Escrevi o projeto dessa performance há vários meses. Muitos pensamentos e expectativas sobre ela foram engolidos pela enorme quantidade de ações do cotidiano. Uma em especial perdurou. Para entender melhor do que estou falando, talvez seria melhor ler o protocolo da performance, caso não tenha lido (que se encontra no enorme adesivo de parede acima do livro de assinaturas, caso esteja lendo isso no próprio caderno; na primeira postagem, caso esteja lendo no blog). Eis a lembrança. Pensava eu que, ao receber objetos/materiais das pessoas, iria olhar, olhar e olhar para aquilo tudo, entrar em pânico e não fazer nada. Faria apenas uma bagunça de coisas no chão, de forma totalmente aleatória e, por fim, perpetuaria os preconceitos sobre o trabalho do Allan Kaprow, usando como referência para algo que seria um mero acaso de objetos agrupados. Hoje sinto que o meu trabalho aqui seja resultado de um mergulho em mim. Ontem me pediram para resumir em uma palavra a experiência. Falei: autoconhecimento. Assim, bem BBB. Clichêzão. Não que agora eu saiba tudo sobre mim, creio estar bem claro quanta confusão tem se instaurado na minha cabeça desde que entrei nessa. Talvez o autoconhecimento seja um pequeno esclarecimento sobre o quão confuso se pode ser. Parar a própria vida, indo em direção ao ócio quase que completo acaba por te obrigar a conviver consigo. Como disse em alguma das páginas anteriores, é difícil ficar a sós e em convivência consigo mesmo. Estar sozinho não é suficiente. Precisamos querer ter esse diálogo. E, talvez o mais importante, sermos sinceros. Mentir para si mesmo parece ser uma prática diária. Como é bem aceita a mentira para si. E assim vamos nos distanciando dos próprios pensamentos, sentimentos, vontades, desgostos. Por isso acho que não sei quem sou. É tanta mentira que se transforma em verdade que me perdi da verdade primária. É claro que isso é condicionado por uma situação cultural, blábláblá, todo um papo antropológico que, apesar de ser muito pertinente, não vai ser discutido aqui.
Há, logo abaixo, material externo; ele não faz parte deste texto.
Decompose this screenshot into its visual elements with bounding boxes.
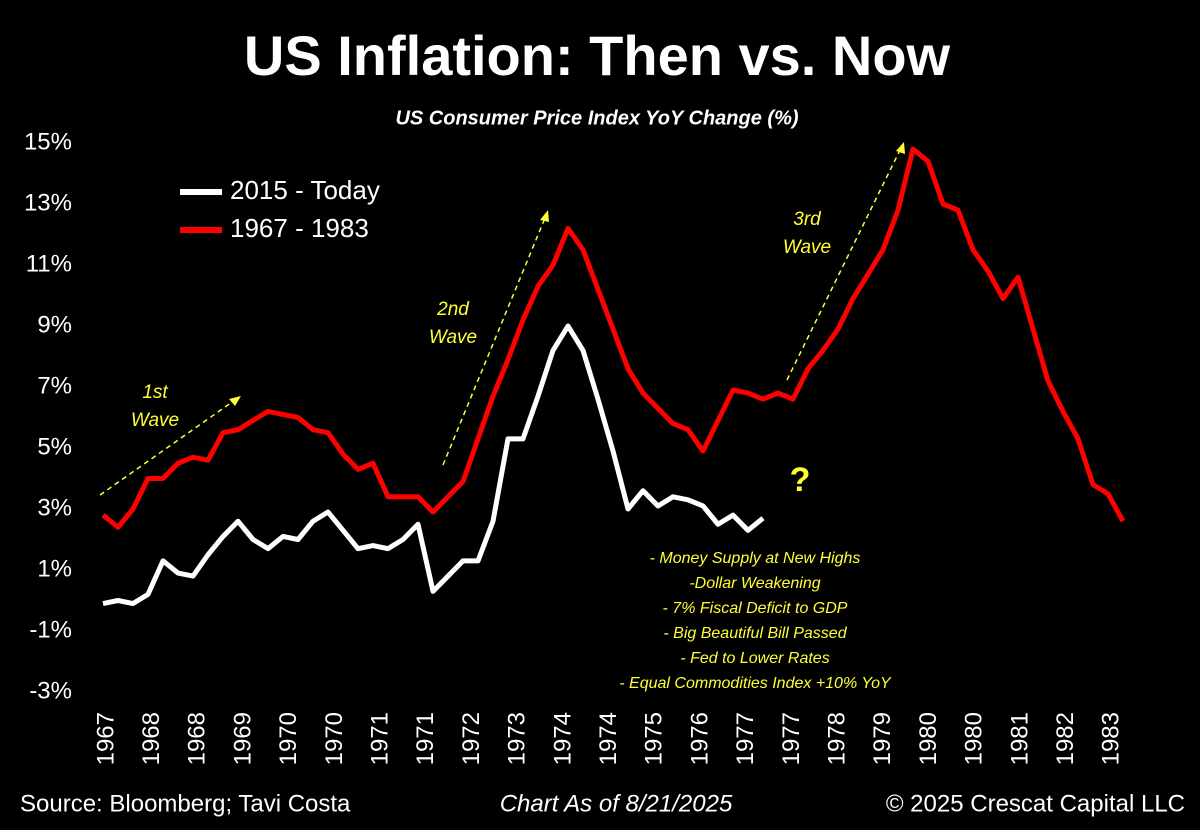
x-tick-label: 1982 [1052, 712, 1079, 765]
copyright: © 2025 Crescat Capital LLC [886, 790, 1185, 817]
y-tick-label: -1% [29, 616, 72, 643]
x-tick-label: 1977 [778, 712, 805, 765]
source: Source: Bloomberg; Tavi Costa [20, 790, 351, 817]
x-tick-label: 1974 [595, 712, 622, 765]
note: - Money Supply at New Highs [650, 550, 861, 567]
annotation: Wave [429, 327, 477, 348]
x-tick-label: 1980 [961, 712, 988, 765]
y-tick-label: 5% [37, 433, 72, 460]
x-tick-label: 1971 [412, 712, 439, 765]
annotation: 1st [142, 382, 168, 403]
annotation: ? [790, 461, 811, 499]
y-tick-label: 1% [37, 555, 72, 582]
annotation: Wave [783, 237, 831, 258]
note: - Fed to Lower Rates [680, 650, 829, 667]
y-tick-label: 11% [26, 250, 72, 277]
x-tick-label: 1976 [686, 712, 713, 765]
x-tick-label: 1980 [915, 712, 942, 765]
y-tick-label: 9% [37, 311, 72, 338]
x-tick-label: 1977 [732, 712, 759, 765]
y-tick-label: 7% [37, 372, 72, 399]
chart-subtitle: US Consumer Price Index YoY Change (%) [395, 107, 798, 129]
x-tick-label: 1970 [321, 712, 348, 765]
x-tick-label: 1978 [824, 712, 851, 765]
legend-label: 1967 - 1983 [230, 213, 369, 243]
x-tick-label: 1975 [641, 712, 668, 765]
y-tick-label: 15% [24, 128, 72, 155]
chart-title: US Inflation: Then vs. Now [244, 24, 951, 87]
annotation: 2nd [436, 299, 470, 320]
x-tick-label: 1971 [367, 712, 394, 765]
annotation: Wave [131, 410, 179, 431]
series-line [101, 146, 1126, 530]
x-tick-label: 1981 [1006, 712, 1033, 765]
legend-label: 2015 - Today [230, 175, 380, 205]
note: - Big Beautiful Bill Passed [663, 625, 847, 642]
x-tick-label: 1969 [229, 712, 256, 765]
x-tick-label: 1968 [138, 712, 165, 765]
y-tick-label: 3% [37, 494, 72, 521]
series-line [102, 323, 765, 607]
wave-arrows [99, 142, 905, 496]
note: - Equal Commodities Index +10% YoY [619, 675, 892, 692]
x-tick-label: 1972 [458, 712, 485, 765]
x-tick-label: 1983 [1098, 712, 1125, 765]
note: -Dollar Weakening [689, 575, 820, 592]
y-tick-label: 13% [24, 189, 72, 216]
note: - 7% Fiscal Deficit to GDP [663, 600, 848, 617]
x-tick-label: 1968 [184, 712, 211, 765]
x-tick-label: 1979 [869, 712, 896, 765]
as-of: Chart As of 8/21/2025 [500, 790, 733, 817]
x-tick-label: 1974 [549, 712, 576, 765]
x-tick-label: 1973 [504, 712, 531, 765]
y-tick-label: -3% [29, 677, 72, 704]
x-tick-label: 1970 [275, 712, 302, 765]
x-tick-label: 1967 [92, 712, 119, 765]
annotation: 3rd [793, 209, 822, 230]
O dia não passa. As horas não passam. Uma angústia...
Estou buscando frases escritas aqui para compor a instalação. Algumas gritam para serem usadas.
"Bem depressivo esse trabalho, né?", disse o mocinho que veio me visitar. Falar de si pode ser bem deprimente.
Fiz muita coisa hoje na galeria, passei muito tempo longe desse caderninho. Até criei a ilusão de que não tinha escrito quase nada durante todo o dia.